小澤:当時のトップモデルを起用して、アートとエンタテインメントの中間ぐらいのヌードを撮っていましたね。僕のように写真を目指す青年の憧れのページでした。あそこにこういうもの(1980年代のヌード写真集)の原型があるかもしれない。
亀和田:その後、1970年代、1980年代を経て1991年にヘアヌードが解禁され、時代を席巻します。ヘア解禁以前と以後ではどういう変化があったと思いますか。
小澤:ヌードになる、ヌードを撮るということの本質は変わらないけど、表現の仕方が変わったことは確かです。ヘアが出せなかった時代は手で隠す。ということは、手の使い方ひとつで色っぽくも、楚々とした感じにもできる。
つまり、隠すことによって表情が出る。でも、ヘアヌードでは股間に手を置けない。下手をすると、ただヘアを見せるだけの生体写真のようになりかねないんですね。
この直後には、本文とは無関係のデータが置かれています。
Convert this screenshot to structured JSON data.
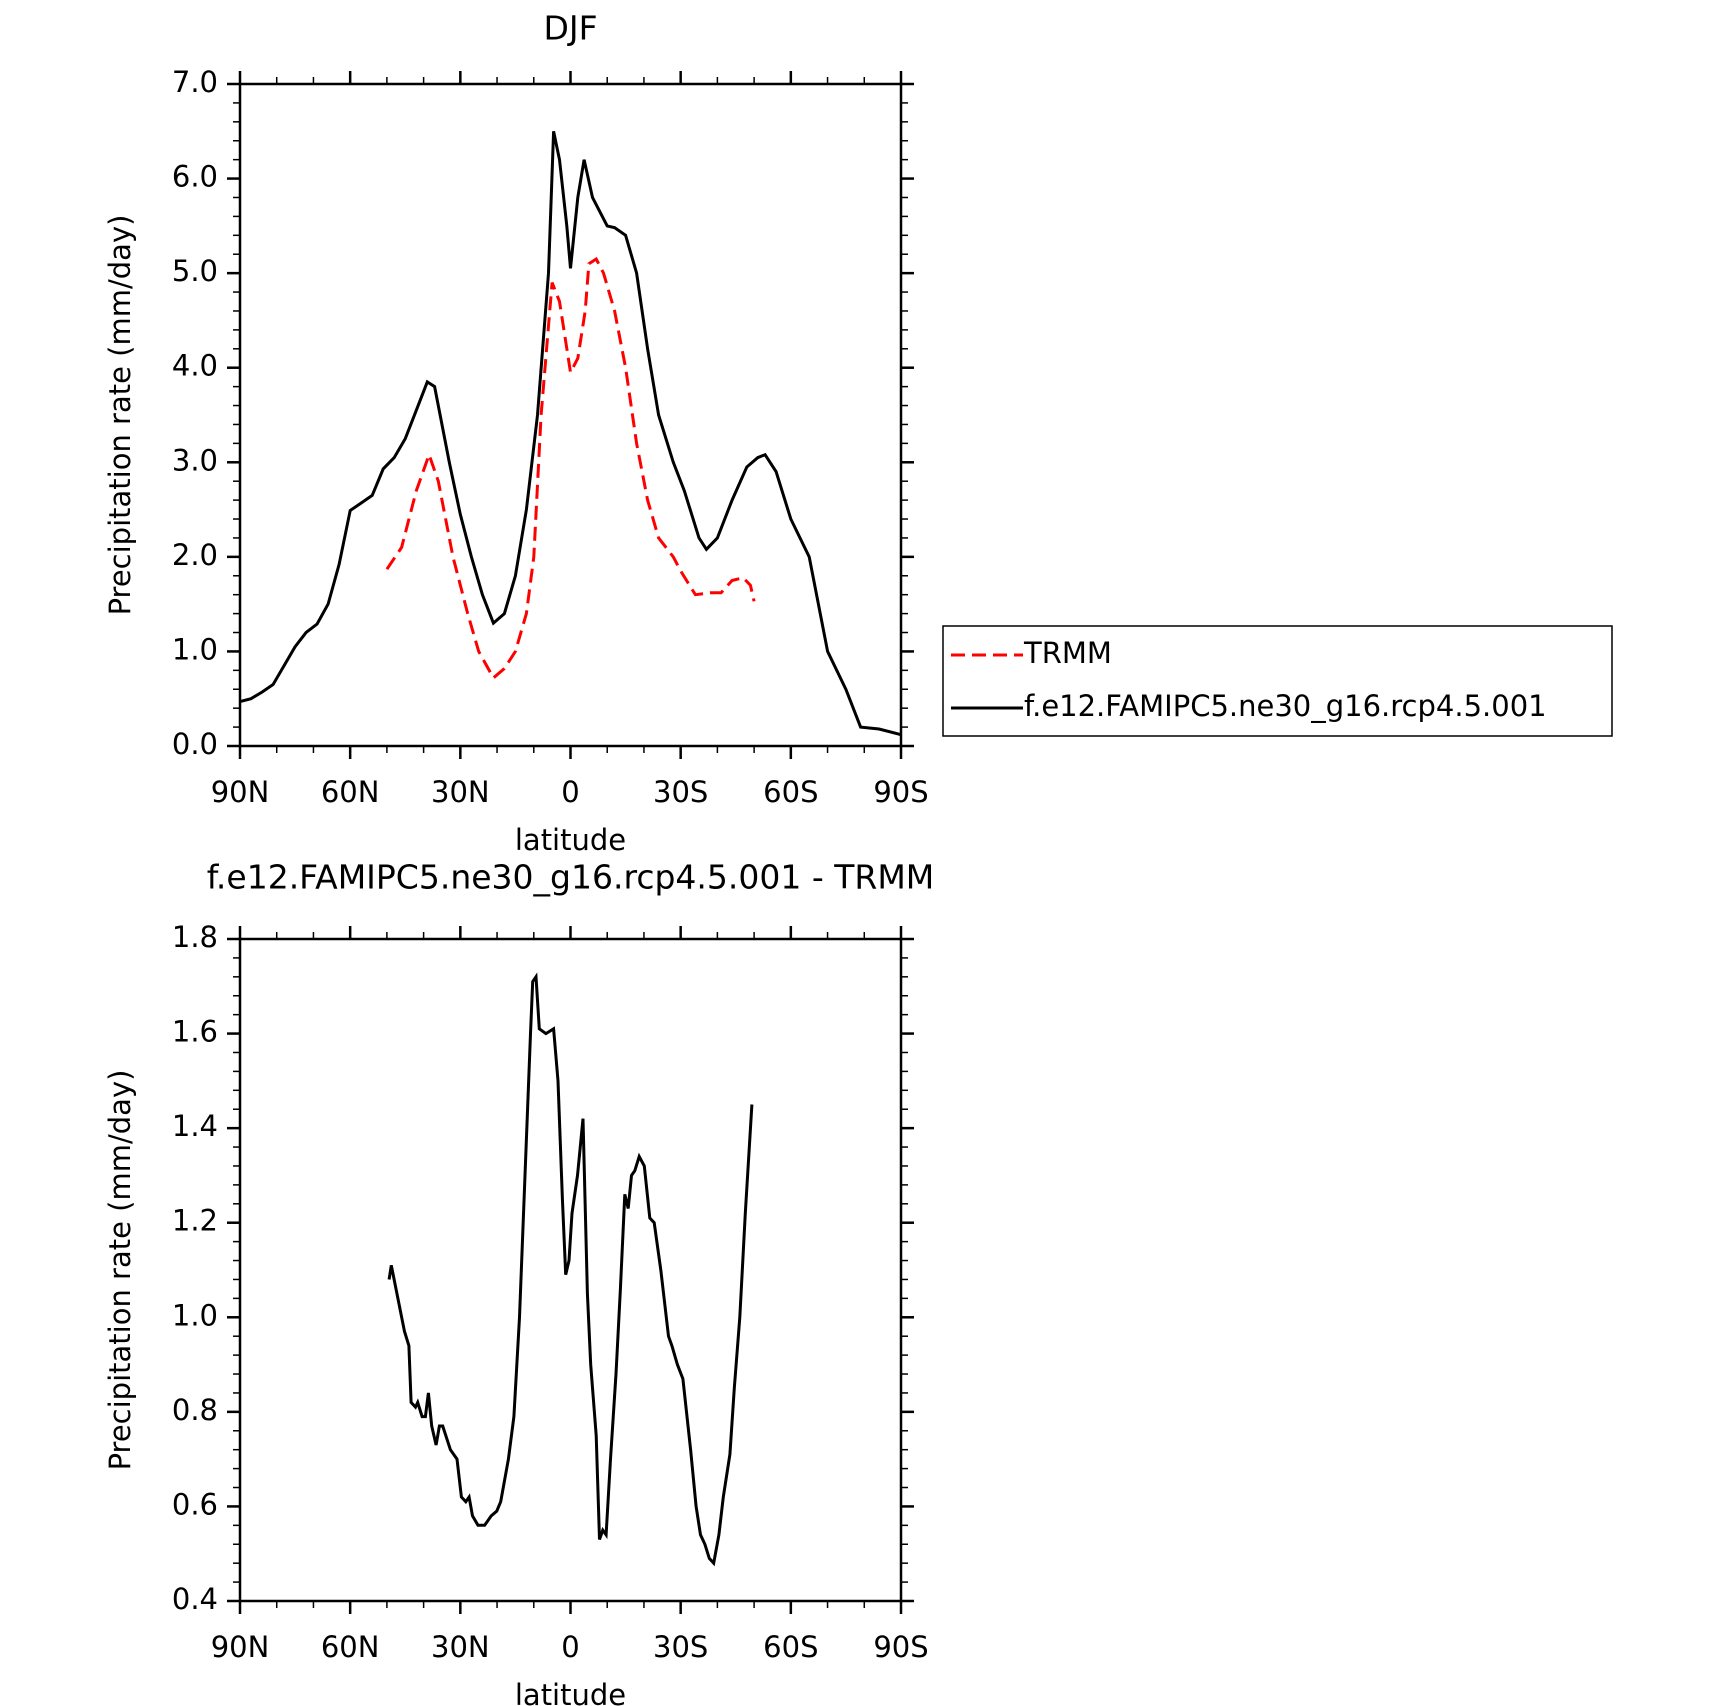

ちなみに、アメリカのヌード写真はひたすら肉体美を強調したものが多いのですが、日本の特徴は情感で見せようとすることにあります。特に解禁以前はそうです。
亀和田:ヘアが見えていなくても、凄くエロティックな写真がありますよ。
伴田:ヘアヌード解禁以前は見せちゃいけないものがある前提で撮っていた。ヘア解禁を経て今はフェチの時代ですよね。撮影対象が広がった分、写真家は何を撮るのかを問われる。